Then in years to come, he did not closet himself with the American colony that sprang up in post-war Japan. He delighted himself in invitations from Japanese hosts, and sought to familiarize himself with the culture, frequently attending Kabuki theater and Noh plays, exploring markets and shops, visiting temples and shrines. 'My method of learning is to become, so far as posssible Japanese, he wrote in 1956. His longtime secretary, Cecelia Kilian remembers him studying Japanese by records late at night in his Washington study."

Dr Deming went to Japan as a census worker. He was effected by the plight of people. The motivating force that tranformed him was PEOPLE. It changed him from census bureau employee to corporate consultant extrodinaire. It gave him a single mission over decades. And it was in this role he would have a most profound impact on the nation of Japan. Thirty years later (early 1980's) America would finally have their eyes opened to see the results of this transformation. The results being high quality, high market penetration and profitability. It was these results America for the most part wanted and desired. Give us the results they said without taking the time to understand the motivating force: PEOPLE.

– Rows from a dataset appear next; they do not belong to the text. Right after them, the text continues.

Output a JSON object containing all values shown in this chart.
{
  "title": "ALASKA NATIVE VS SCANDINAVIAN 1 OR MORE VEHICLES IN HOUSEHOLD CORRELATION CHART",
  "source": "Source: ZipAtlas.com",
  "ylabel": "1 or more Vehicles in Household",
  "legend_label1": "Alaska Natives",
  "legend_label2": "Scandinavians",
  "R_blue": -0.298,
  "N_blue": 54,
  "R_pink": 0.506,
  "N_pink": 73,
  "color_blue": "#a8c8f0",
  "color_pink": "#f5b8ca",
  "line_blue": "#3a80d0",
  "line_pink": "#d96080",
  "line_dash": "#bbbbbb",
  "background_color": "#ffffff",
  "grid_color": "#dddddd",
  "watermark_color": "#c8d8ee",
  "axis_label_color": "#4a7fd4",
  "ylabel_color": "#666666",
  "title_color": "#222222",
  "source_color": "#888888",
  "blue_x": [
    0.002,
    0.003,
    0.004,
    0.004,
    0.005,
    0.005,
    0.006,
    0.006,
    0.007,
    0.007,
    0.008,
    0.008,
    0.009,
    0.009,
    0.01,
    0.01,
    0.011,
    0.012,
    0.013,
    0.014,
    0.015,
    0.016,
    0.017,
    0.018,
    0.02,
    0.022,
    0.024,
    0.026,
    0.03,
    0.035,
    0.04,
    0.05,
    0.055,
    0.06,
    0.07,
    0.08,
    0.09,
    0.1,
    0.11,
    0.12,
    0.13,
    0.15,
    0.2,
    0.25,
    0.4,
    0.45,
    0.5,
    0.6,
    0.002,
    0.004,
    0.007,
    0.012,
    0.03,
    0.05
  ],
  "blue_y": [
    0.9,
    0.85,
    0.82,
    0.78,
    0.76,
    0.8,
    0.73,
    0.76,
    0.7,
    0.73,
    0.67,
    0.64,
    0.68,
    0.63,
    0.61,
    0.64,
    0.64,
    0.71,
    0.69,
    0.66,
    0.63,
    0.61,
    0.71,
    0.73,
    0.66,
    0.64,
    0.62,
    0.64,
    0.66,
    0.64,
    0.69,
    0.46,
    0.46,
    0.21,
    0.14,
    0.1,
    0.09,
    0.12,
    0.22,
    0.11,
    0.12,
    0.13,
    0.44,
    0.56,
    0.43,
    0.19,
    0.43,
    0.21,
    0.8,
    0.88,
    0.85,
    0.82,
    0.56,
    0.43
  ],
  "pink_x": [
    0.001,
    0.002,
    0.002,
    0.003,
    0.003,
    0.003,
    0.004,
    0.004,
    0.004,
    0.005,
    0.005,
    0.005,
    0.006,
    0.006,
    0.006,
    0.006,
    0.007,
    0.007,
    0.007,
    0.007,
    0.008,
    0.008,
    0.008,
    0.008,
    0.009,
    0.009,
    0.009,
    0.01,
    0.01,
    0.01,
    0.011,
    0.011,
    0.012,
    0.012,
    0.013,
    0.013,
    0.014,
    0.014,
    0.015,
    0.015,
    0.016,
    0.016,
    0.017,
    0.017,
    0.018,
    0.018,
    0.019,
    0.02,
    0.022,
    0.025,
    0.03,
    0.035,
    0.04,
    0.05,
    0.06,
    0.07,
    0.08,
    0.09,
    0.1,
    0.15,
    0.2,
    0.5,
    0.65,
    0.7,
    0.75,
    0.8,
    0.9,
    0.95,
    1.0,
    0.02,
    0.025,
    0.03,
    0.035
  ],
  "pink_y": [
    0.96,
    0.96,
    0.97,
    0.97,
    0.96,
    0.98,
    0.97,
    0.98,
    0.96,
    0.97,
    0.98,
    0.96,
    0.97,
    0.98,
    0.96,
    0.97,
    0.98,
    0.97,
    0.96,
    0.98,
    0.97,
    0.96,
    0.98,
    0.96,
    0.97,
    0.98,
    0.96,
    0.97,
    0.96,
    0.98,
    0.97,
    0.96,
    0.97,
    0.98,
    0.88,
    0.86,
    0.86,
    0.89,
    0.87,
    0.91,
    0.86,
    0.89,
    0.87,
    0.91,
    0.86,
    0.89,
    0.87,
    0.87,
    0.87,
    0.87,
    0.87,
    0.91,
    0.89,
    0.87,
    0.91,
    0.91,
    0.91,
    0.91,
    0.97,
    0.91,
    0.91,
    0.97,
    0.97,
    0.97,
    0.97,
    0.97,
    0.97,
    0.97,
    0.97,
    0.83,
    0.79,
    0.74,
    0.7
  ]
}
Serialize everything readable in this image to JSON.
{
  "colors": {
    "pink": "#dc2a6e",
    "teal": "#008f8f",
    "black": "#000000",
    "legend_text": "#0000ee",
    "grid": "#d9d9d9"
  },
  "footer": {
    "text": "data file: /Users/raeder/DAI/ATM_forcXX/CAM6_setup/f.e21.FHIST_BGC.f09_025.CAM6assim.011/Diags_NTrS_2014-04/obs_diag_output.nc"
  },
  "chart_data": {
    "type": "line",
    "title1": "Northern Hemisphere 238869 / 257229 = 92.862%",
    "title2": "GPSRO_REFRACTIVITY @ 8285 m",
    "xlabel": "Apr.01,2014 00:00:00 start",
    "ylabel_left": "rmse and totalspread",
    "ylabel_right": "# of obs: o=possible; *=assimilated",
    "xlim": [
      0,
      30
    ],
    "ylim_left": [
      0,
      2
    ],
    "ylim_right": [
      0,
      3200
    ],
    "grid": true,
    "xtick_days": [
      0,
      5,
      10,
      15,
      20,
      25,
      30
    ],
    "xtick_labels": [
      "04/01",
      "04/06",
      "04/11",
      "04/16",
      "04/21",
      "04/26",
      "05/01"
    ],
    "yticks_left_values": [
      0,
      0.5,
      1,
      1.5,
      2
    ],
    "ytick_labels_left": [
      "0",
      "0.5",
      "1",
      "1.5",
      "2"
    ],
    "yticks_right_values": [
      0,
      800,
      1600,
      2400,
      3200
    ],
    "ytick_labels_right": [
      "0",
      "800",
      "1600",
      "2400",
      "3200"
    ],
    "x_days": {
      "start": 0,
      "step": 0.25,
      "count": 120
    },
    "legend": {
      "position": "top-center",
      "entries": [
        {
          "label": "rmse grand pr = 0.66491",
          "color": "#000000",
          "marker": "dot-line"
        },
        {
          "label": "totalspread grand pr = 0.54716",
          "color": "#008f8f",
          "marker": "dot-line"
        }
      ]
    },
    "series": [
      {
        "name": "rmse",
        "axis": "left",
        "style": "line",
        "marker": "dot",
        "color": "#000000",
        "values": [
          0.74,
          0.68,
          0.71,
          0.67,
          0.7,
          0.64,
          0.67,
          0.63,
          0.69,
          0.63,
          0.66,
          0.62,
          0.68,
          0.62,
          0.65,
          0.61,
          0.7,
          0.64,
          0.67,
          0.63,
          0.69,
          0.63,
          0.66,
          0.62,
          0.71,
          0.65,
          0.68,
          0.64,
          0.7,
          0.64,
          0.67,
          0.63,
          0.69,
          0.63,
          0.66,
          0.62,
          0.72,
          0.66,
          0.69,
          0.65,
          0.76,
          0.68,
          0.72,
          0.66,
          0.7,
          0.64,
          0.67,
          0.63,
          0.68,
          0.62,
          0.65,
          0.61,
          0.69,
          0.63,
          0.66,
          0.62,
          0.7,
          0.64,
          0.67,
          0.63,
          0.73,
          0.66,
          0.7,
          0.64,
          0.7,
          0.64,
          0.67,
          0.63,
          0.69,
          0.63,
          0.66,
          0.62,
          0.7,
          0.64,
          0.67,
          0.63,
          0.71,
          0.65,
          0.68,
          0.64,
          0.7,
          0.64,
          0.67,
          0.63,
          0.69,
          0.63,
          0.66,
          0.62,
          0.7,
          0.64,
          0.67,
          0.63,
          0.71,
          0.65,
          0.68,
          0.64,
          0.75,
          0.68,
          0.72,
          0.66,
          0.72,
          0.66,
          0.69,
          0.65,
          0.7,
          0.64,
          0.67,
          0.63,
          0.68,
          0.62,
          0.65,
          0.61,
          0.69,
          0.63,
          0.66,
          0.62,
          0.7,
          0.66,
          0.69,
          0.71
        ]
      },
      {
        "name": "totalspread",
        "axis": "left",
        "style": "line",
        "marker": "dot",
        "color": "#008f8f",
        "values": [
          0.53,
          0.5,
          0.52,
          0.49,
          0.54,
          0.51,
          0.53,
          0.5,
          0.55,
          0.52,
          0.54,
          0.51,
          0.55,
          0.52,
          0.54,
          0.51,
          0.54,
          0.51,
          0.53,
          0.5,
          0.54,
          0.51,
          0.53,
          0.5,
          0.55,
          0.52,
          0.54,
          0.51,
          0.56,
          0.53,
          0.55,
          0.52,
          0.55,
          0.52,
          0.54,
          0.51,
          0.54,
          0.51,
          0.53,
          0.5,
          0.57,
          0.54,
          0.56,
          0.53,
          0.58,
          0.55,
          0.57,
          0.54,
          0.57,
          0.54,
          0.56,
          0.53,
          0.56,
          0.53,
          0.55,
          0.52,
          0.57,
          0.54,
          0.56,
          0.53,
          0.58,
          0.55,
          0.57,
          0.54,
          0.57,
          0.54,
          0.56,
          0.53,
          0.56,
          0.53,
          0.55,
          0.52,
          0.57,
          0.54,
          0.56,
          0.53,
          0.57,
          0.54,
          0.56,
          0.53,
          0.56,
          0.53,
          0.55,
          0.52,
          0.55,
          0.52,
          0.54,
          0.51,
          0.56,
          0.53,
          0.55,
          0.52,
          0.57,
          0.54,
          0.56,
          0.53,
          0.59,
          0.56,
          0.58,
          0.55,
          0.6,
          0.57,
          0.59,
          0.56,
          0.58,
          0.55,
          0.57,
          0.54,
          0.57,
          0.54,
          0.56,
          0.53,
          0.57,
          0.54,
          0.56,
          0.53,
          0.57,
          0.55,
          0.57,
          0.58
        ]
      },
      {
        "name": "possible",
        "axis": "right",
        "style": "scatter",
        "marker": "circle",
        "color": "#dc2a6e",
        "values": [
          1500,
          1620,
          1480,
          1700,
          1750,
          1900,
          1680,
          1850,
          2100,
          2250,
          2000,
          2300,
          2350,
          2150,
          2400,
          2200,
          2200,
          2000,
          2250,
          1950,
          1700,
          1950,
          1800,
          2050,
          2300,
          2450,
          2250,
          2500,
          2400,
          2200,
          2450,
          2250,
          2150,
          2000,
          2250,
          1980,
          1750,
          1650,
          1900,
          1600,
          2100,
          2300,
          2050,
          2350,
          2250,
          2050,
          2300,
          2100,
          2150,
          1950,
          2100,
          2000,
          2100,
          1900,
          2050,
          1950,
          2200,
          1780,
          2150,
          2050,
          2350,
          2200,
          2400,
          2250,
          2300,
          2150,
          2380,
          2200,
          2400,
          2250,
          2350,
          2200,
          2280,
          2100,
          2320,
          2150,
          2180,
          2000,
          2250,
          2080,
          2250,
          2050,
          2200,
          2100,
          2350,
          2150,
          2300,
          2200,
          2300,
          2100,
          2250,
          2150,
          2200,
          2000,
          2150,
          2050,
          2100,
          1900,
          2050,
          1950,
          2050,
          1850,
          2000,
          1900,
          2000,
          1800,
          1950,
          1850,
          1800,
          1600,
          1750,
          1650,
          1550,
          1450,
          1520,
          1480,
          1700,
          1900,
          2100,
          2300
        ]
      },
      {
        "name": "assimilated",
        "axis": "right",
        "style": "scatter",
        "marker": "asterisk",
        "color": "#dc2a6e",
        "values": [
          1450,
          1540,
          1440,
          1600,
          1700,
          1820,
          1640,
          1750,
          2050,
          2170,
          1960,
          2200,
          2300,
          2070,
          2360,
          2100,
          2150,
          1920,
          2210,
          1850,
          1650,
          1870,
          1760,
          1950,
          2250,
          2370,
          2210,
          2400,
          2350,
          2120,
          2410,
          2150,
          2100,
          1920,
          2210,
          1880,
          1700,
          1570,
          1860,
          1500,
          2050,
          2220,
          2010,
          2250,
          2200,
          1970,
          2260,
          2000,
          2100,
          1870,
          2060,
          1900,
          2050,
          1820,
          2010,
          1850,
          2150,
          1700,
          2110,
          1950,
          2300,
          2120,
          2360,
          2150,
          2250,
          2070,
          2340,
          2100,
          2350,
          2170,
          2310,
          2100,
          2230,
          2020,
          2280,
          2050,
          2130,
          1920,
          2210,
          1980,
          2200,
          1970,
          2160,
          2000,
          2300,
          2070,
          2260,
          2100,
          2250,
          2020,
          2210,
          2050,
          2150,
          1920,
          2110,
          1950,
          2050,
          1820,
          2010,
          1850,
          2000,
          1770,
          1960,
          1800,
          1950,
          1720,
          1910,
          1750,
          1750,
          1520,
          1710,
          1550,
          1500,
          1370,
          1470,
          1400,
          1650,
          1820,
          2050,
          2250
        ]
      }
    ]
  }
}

And so US companies went to Toyota and other Japanese companies and attempted to learn and imitate their systems of "lean manufacturing" they called it. Lean manufacturing is the result of the Deming Management Method applied correctly over years. US companies imitated and developed statistical science which eventually evolved into their own brand, called Six Sigma, which goes directly in the face of Dr Deming's advice, eliminate numerical quotas. Statistics is a important part of the Deming Management Method, but a part nonetheless. They picked and chose portions of the whole in an attempt to bring about the results in as short as time as possible. Their results were usually not sustainable or evolved into the next fad. It is now assumed that management fads are a necessary part of management. You have to have fads to loook at your company a different way, they say. Go to most companies and look on the managers' desk for the book on the current fad. The sustainability of  quality is directly proportional to the commitment to PEOPLE: the employees, managers, customers, community, nation and even the globe in a large multinational corporation. When I speak of the sustainability of quality I am speaking about quality that lasts more than one generation, 30 years. This is my benchmark. This does not mean being in business for a long time, but setting a standard for quality in the industry that a company participates. Honda Motors, the number one internal combustion engine manufacturer in the world, meets this requirement now and stands out above the rest. This is my benchmark for quality in industry. But the past is not a guarantee of the future. Look at Toyota for an example of this. They have damaged their reputation considerably by practicing numerical quotas: be the number one auto manfacturer by volume in the world or "beat GM". They have lost marketshare and Some profitability, had many recalls and opened themselves up to considerable liability. But despite this, they have not stumbled so far as US auto makers have i.e. bankruptcy, mergers and buyouts. There is still an element of sustainabilty of quality in Toyota, US automakers are attempting to achieve. Remember we are looking in the 30 year range. US automakers have just begun to attempt to achieve world class quality. They are in their young adolescent years in terms of quality.